馮御風有些難以置信的看著凌歡:“你這是什么拳法!”
凌歡有些靦腆的笑了:“王八拳啊。”
“王八拳?”
凌歡低頭,看那樣子竟然還有些不好意思的味道:“打王八不用王八拳用什么?”
噗!
看臺上在座數百人都險些沒笑噴了,打王八的拳!
這聽起來滑稽,可細想背后的味道,卻讓人覺得瘆得發寒。
這個功夫莫測卻又囂張無比的年輕人肯為龍門來打擂臺,龍門花了多大的代價才把他請過來?
肯花這么大代價請一個如此功夫如此高深的拳師來比武,這就是個信號,對于南洋這一片土地,他龍門勢在必得!
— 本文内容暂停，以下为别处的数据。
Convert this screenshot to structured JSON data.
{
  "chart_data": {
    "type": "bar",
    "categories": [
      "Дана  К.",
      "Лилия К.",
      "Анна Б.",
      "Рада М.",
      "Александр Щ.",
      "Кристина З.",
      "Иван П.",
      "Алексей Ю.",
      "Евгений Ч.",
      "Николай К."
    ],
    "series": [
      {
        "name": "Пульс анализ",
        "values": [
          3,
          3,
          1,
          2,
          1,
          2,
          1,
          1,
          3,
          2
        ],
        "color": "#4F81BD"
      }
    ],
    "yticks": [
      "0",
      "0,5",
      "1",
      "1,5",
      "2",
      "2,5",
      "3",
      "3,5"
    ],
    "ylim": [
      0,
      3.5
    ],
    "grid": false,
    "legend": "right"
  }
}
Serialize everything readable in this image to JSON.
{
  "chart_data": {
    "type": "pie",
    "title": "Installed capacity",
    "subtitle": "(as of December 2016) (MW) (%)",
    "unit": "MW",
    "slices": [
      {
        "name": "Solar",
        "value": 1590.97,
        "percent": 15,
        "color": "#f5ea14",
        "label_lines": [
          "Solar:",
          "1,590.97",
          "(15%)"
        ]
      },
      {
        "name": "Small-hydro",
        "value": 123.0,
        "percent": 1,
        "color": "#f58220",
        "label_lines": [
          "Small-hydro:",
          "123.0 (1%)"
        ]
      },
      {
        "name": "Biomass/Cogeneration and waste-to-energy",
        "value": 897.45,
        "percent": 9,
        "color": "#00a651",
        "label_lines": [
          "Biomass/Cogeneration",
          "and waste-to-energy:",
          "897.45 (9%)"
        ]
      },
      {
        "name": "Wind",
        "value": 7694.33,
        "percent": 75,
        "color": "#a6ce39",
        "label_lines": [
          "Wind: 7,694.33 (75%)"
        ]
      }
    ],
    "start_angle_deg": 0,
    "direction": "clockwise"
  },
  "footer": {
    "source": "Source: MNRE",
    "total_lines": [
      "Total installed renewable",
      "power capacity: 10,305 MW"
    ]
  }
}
馮御風不知道該說什么了,眼神不由自主的朝門口望了過去,你該來了,你若是再不來,這南洋武行可就要變天了!
凌歡瞥了一眼馮御風,這老小子有問題啊!他在等什么?
凌歡低頭一笑,卻不知道在想些什么。
殊不知看臺下的瑞娜也是微微一笑,眼色更是有些曖昧。
馮御風很快調整了心態,咳嗽一聲拿話筒宣布凌歡勝利,差人將生死不知的于霆送走。
于霆一倒,唐門勢必要變天。這幾乎是鐵板釘釘的事實,賭局雖說還沒有開始,但凌歡接連打了兩場生死斗,走到現在,龍門勝的概率已經無限大了。
如果不出奇兵,那龍門勢必要拔了頭籌。
馮御風在腦子里很快的過了一遍,而后呵呵一笑對看臺上的眾人道:“這一場比武,本是武行同仁的切磋,既然是切磋,那就要公平,凌師傅已經打了兩場了,我建議今天就到這兒吧,明日再行比武!”
人這話說的中肯,又拉出凌歡說事兒。武行同仁雖然心里不悅但還是沒有多說什么,起身相互拱手離開了。
凌歡起身帶著蘇妍往外走,瑞娜快步跟了上來:“路人甲,你剛才可以拒絕的,以你的耐力可以進行持久性的戰斗,這一走,明天外盤賭局的賠率就變了。”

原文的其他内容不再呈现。